Latin name :  Amaranthus hybridus Varieties: Red Garnet

Amaranthus, collectively known as amaranth, is a cosmopolitan genus of annual or short-lived perennial plants. Some amaranth species are cultivated as leaf vegetables, pseudocereals, and ornamental plants. Most of the Amaranthus species are summer annual weeds and are commonly referred to as pigweed.

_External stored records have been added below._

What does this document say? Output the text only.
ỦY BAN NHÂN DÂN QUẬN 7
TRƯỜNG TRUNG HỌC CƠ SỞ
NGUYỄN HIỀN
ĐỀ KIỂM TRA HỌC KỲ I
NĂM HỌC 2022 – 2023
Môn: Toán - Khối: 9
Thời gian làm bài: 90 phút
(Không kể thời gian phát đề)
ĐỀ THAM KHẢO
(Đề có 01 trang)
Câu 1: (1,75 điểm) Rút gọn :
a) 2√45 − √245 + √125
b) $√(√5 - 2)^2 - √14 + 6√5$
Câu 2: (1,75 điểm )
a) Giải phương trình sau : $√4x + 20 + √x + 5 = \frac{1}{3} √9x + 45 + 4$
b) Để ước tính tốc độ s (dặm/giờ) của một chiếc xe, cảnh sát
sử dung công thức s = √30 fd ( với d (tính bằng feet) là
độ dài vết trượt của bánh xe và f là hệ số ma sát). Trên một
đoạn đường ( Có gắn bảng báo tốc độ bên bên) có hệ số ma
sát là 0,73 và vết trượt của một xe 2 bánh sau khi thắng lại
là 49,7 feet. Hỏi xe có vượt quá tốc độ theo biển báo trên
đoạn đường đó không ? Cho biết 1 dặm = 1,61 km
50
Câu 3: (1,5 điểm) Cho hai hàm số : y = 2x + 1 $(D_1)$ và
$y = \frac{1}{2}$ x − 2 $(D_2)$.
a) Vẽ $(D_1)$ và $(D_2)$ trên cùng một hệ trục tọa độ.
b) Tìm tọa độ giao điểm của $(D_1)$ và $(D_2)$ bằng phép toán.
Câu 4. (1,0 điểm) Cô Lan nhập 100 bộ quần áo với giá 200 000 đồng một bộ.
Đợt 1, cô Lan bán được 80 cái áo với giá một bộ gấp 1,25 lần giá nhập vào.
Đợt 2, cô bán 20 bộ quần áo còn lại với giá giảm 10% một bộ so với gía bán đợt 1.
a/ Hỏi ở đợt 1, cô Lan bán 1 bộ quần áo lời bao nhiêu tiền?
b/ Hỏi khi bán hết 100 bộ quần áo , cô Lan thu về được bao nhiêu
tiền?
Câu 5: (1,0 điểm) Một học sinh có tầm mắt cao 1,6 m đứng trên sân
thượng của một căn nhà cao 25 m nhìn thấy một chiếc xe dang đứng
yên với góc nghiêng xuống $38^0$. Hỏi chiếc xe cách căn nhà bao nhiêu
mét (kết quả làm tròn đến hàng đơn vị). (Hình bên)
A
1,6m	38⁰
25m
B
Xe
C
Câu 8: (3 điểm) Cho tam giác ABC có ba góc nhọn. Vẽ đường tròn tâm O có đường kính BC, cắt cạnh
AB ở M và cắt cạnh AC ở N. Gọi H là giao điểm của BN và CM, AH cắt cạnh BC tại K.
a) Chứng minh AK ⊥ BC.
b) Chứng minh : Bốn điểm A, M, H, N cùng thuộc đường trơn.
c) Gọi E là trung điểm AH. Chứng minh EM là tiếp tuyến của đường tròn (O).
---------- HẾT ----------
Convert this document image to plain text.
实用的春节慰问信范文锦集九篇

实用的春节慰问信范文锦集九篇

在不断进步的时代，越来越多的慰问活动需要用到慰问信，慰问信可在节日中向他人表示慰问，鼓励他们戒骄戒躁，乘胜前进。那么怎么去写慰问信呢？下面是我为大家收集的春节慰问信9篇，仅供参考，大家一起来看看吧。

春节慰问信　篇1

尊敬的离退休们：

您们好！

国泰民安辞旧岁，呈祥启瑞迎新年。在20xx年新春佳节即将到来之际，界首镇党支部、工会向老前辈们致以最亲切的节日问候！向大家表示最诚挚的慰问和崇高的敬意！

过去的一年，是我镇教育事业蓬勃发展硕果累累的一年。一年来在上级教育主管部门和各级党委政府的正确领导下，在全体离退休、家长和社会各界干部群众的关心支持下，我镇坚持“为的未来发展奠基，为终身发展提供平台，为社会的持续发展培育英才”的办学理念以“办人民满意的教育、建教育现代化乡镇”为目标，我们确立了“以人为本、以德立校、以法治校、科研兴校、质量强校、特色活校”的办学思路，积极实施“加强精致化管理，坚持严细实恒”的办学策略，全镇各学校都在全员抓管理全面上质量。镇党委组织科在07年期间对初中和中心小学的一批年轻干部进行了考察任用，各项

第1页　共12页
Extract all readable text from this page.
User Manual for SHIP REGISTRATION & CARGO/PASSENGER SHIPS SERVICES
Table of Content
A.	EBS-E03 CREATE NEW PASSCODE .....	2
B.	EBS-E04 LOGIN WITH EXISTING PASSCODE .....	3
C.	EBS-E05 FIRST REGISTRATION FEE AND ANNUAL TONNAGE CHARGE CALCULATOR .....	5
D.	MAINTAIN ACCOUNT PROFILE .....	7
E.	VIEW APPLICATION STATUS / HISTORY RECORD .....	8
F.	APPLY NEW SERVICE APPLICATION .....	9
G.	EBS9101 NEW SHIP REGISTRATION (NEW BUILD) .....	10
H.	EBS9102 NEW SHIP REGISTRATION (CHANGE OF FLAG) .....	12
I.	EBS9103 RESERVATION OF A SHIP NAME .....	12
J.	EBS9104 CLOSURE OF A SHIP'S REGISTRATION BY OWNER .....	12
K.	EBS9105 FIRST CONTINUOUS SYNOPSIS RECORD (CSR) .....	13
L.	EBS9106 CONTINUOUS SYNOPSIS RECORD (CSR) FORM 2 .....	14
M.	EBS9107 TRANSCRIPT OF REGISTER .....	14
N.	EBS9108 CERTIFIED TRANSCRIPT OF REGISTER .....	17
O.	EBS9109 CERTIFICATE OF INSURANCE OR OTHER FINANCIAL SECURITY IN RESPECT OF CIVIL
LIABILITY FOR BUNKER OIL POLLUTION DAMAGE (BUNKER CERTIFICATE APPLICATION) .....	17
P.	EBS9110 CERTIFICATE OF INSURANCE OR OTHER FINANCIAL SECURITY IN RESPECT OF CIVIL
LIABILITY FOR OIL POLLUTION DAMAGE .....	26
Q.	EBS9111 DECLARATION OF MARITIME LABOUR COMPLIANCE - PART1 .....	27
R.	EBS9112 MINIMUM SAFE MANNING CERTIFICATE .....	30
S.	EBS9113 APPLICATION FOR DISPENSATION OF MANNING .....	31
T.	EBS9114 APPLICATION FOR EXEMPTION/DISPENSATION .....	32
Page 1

Several species of amaranth have been used for food by Native Americans and pre-Columbian civilizations since prehistoric times. Aztecs and peoples of other cultures consumed both the leafy greens and the seeds, and they used the plants as medicinal herbs and as a source of ceremonial face and body paint. Only three species are commonly grown as minor food crops in modern agriculture: red amaranth (A. cruentus), love-lies-bleeding, and prince’s feather, and they are of local importance in parts of Latin America, tropical Asia, and Africa.

Use

The amaranth family includes flowers, herbs, and weeds. Some varieties are grown and harvested for food.

Cooking

About the leaves

Amaranth’s taste is nutty and sweet, and its coarse texture holds up well under high heat : Stuffed in phyllo pastries, Tossed in summer pastas, Stir fried with garlic

About the grains

They pops like corn so we can eat it like pop corn, Useable for morning cereals, cookies and any kind of sweets

Planting

Well drained soil rich in phosphorous and nitrogen, Full sun, Don’t like frost

Sowing: direct seed , An indoor start is recommended, six to eight weeks before the last frost in your area

When can I eat it

110 to 150 days after planting, it’s ready to harvest.

Nutritional value

High content of protein, High content of lipid, Low starch content, Gluten free

Side effects

Some people especially children can be intolerant to lysinuric protein that may cause diarrhea and stomach pain.